Lisa Larkin, MD: The first part of my career when I went to Cincinnati I was at UC (University of Cincinnati) from 1991 to 2002.  And during that period of time it was very clear as a female internist that there were areas in women’s health and my female population kind of grew organically.  

And in the beginning I was teaching medical students and residents, I was doing diabetes, I was doing the AFib lecture, I was doing general attending on the wards, but it became really clear that there was a niche in women’s health that was being underserved, under met, and just by being a female internist I had the opportunity to kind of grow that part of my segment of my patient population.

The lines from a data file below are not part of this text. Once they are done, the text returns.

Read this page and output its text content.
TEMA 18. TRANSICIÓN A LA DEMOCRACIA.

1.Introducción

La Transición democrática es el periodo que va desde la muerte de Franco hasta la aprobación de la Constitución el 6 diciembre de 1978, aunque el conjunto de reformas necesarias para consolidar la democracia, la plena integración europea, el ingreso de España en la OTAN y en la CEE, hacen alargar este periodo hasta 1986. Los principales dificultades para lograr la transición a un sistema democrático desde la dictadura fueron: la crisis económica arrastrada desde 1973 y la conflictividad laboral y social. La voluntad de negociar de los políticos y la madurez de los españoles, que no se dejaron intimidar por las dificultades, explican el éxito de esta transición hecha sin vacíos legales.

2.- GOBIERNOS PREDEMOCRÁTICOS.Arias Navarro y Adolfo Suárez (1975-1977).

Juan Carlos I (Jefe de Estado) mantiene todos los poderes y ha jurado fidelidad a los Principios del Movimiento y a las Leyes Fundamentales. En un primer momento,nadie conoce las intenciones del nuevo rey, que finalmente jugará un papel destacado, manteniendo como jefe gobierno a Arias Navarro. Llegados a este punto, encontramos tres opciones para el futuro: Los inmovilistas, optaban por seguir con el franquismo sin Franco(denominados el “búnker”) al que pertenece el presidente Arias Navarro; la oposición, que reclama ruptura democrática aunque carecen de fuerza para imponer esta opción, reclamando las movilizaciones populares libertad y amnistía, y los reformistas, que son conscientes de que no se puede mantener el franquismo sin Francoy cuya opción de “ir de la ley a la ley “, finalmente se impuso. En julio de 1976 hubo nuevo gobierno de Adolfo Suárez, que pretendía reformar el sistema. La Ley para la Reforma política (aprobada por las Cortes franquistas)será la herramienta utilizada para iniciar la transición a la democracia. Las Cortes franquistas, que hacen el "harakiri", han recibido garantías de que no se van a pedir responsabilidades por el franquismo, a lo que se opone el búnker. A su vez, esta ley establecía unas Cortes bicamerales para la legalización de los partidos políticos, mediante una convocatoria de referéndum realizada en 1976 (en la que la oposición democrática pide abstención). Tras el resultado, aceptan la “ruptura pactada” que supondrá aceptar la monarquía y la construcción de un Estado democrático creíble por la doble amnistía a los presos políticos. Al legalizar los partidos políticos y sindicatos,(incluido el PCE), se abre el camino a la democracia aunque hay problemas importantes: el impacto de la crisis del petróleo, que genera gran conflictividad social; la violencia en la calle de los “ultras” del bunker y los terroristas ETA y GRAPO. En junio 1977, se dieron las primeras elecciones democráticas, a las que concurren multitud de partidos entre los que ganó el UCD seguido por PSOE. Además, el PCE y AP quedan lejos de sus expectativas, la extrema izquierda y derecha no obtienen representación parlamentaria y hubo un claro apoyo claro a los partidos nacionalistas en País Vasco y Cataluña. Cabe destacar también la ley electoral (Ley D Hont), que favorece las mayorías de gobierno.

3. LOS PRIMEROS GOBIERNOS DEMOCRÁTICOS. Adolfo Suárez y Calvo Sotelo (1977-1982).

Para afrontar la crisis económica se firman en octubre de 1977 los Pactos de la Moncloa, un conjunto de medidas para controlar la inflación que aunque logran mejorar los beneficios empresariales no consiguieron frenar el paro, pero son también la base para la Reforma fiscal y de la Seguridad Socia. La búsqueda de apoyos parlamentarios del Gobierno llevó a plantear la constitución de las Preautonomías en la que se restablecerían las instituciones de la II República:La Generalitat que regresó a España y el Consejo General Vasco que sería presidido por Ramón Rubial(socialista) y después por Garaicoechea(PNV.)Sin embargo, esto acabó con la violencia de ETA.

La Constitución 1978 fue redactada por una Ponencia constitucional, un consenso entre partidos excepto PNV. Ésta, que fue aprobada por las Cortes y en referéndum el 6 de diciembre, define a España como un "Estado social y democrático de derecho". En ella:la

And the other thing for me, truthfully, I’m like the biggest advocate of NAMS [North American Menopause Society] out there. Like I can’t say enough good things about NAMS. The first NAMS meeting I went to was 1999, probably, [and] I immediately decided I wanted to get certified. It was a smaller organization where there was a smaller body of information that I could really become an expert in and really develop a niche in an area where there was clearly an unmet medical need.

And between 2002 and 2012, when I went back to UC-so I had 10 years in private practice. I started solo, and added female providers. So I had been at UC teaching residents for 10 years before that, and knew a lot of the residents who were going out.  And one of the things that exists in medicine, and not just at UC but across the country is…women in the childbearing years who typically want to have a little more flexible schedule and work part-time, often in the academic environment or any roles as physicians that’s not very supported. They’re considered to be less committed, costly to the system.

So I had this practice and I said, ‘I love women. If you’re committed, you want to work part-time, I can figure out how to do that for you.’ And I got all my residents back so I ended up having four primary care providers, all part-time, all raising kids. I actually hired a physician’s assistant who ended up having four maternity leaves with me, and then two part-time gynecologists who had young kids. And built, over 10 years, this multi-specialty practice that was a really traditional practice for the time. I contracted with managed care, I was in Medicare, I went from the small space where I started to build a second space that was much larger, almost six thousand square feet.

I started having subspecialists come in, a cardiologist, a GI, an integrative medicine person, I recruited a breast surgeon to the same building. I really built this multispecialty concept for women. And I have to tell you, it was hugely successful.

Medical Economics: So breast cancer strikes in….?

LL: February 2014. Well, it was a long, hard journey. Bilateral mastectomies. Emergency back surgery three weeks after my mastectomies, which delayed my start of chemo for another six weeks. Six months of chemo, six weeks of radiation therapy, after that a couple revision surgeries for my implants. Yeah. Big tumor, multi-focal tumor, one positive node, I had to get chest wall radiation, too.

I didn’t actually open the practice until September 2016. I got married that summer and moved into a new house with my now husband who has four kids, so we have a blended family of six kids. And I really spent the summer trying to figure out how I was going to do this this time around, and what I wanted to do and what I really believed in.